Haydi yapabiliriz…

Seçim startı verildi ya birileri Yunanistan meydanlarından esen rüzgârın gazıyla bol keseden savurmaya başladı.

Kendilerini Yunan solu ile kıyaslayanlardan, ‘bizim politikalarımızı savunuyor’ diye açıklamalar yapan AKP cehaletine kadar, ipe sapa gelmez bin kelam.

Komşunun sosyalistlerini, komünistlerini gökten zembille gelmişler gibi tanımlayan ‘gazeteci’ ön adlı bir sürü cahil, televizyon ekranlarının yıldızları durumundalar.

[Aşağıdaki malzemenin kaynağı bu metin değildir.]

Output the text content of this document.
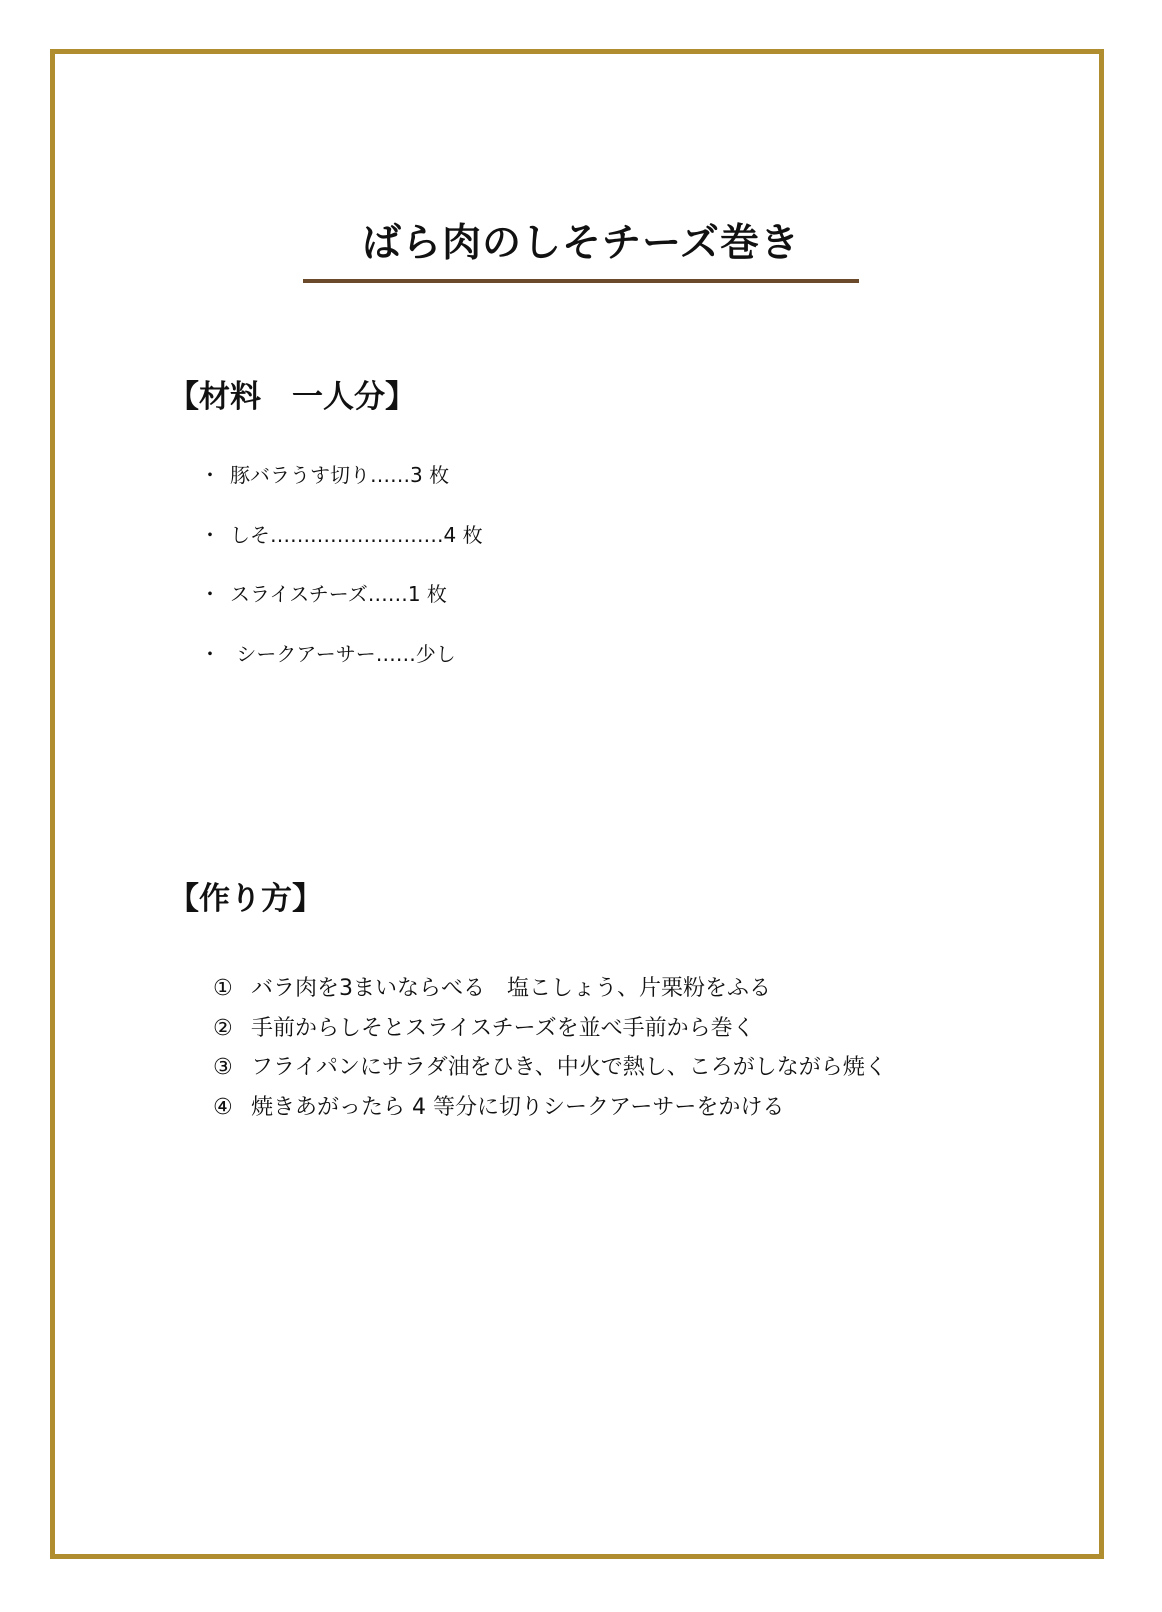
ばら肉のしそチーズ巻き
【材料　一人分】
・ 豚バラうす切り‥‥‥3 枚
・ しそ‥‥‥‥‥‥‥‥‥‥‥‥‥4 枚
・ スライスチーズ‥‥‥1 枚
・ シークアーサー‥‥‥少し
【作り方】
① バラ肉を3まいならべる　塩こしょう、片栗粉をふる
② 手前からしそとスライスチーズを並べ手前から巻く
③ フライパンにサラダ油をひき、中火で熱し、ころがしながら焼く
④ 焼きあがったら 4 等分に切りシークアーサーをかける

Bu sıradanlığa meydan bırakmak benim tuhafıma gidiyor!

Yunanistan üstünden ülke soluna, sosyalistlerine küfür düzeyinde hakaretler yağdıranlara neden hadleri bildirilmez?

Gazetelerinin köşelerinden, radyolarından, televizyonlarından ülke sosyalistlerine-devrimcilerine “bizimkiler beceriksiz aptallar” diye hakaretler yağdırıyorlar.

‘Bizde yapabiliriz’ diye birilerinin ortaya çıkmaması ise memleketimizin durumunu iyi okumuş olmalarının işareti olsa gerek!

Öyle ya, orası 10 milyonluk Yunanistan burası 77 milyonluk bir keşmekeş.

Sen 17 milyonluk İstanbul’unda eylem çağrısı yaptığında 5 bin kişiyi toparlarsan bayram ediyorsun, 10 milyonluk kapı komşunda her eylem yüz binlerle anılıyor.

Onlar sokakları, meydanları; AB’ye, faşizme, sağcı madrabazlara, talancılara, yalancılara dar ediyorlar, gençlik halk el ele, sen yatıp kalkıp Haziran Direnişi ile avunuyorsun.

Her şeyleri iç edilse de, adalet ve hukukun adil işlemesi için top yekûn ısrarcı oluyorlar.

Birinin canı yansa bini sokağa dökülüyor.

Yoksulları onurlu, göçmenleri yurttaş, farklılıkları zenginlik.

Çünkü cahil değiller!

Dünya da olup bitenleri, hangi kıskacın içine sıkıştırıldıklarını biliyorlar.

Günlük okunan gazete oranı, ülkenin kitap tüketme ve kültürel miraslara saygı yüzdesi senin aklını durdurur.

Senin 77 milyonluk ülkendeki tiyatro, opera, bale, senfoni, sergi salonların kadar salonları var.

Yoksulluk ve işsizliğe karşın kütüphaneler ve tüm sanat mekânları dolu.

Sen sanatçına yapılan düşmanlığa ve sanat alanlarına faşist dayatmalara tıss bile diyemezken, orada sanatçılar komünist ve sosyalist partilerde örgütlü.

Şimdi sırada İspanya var.

Yatıp kalkıp orada olup biten sokak hareketlerini konuşmaya başlarsınız.

Hiçbirinizin aklına, demokrasi denen kültürün asıl kaynağının sanatın bağrı olduğu gelmez.

Daha dün Madrid meydanını dolduran yüz binlerin haykırdığı Vamos Podemos’un (Haydi Yapabiliriz) Neruda’nın bir dizesi olduğunu da bilmezsiniz.

Tıpkı alanlarda 1 Mayıs Marşı diye söylediğiniz şarkının bir oyun müziği olduğunu bilmediğiniz gibi.

Ne demeli garipsiniz, ya da Yunus’un dediği gibi ‘bi çare’!

Hayır, bir de içimizden birilerimiz çıkıp, “Bizde pişsin tüm dünyaya düşsün” demiyor mu, alıyor beni bir hüzün.

Hanımlar beyler,

Ben babamın söylediği son sözlerdeyim.

“Daha yolun başındayız debelenmeye devam.”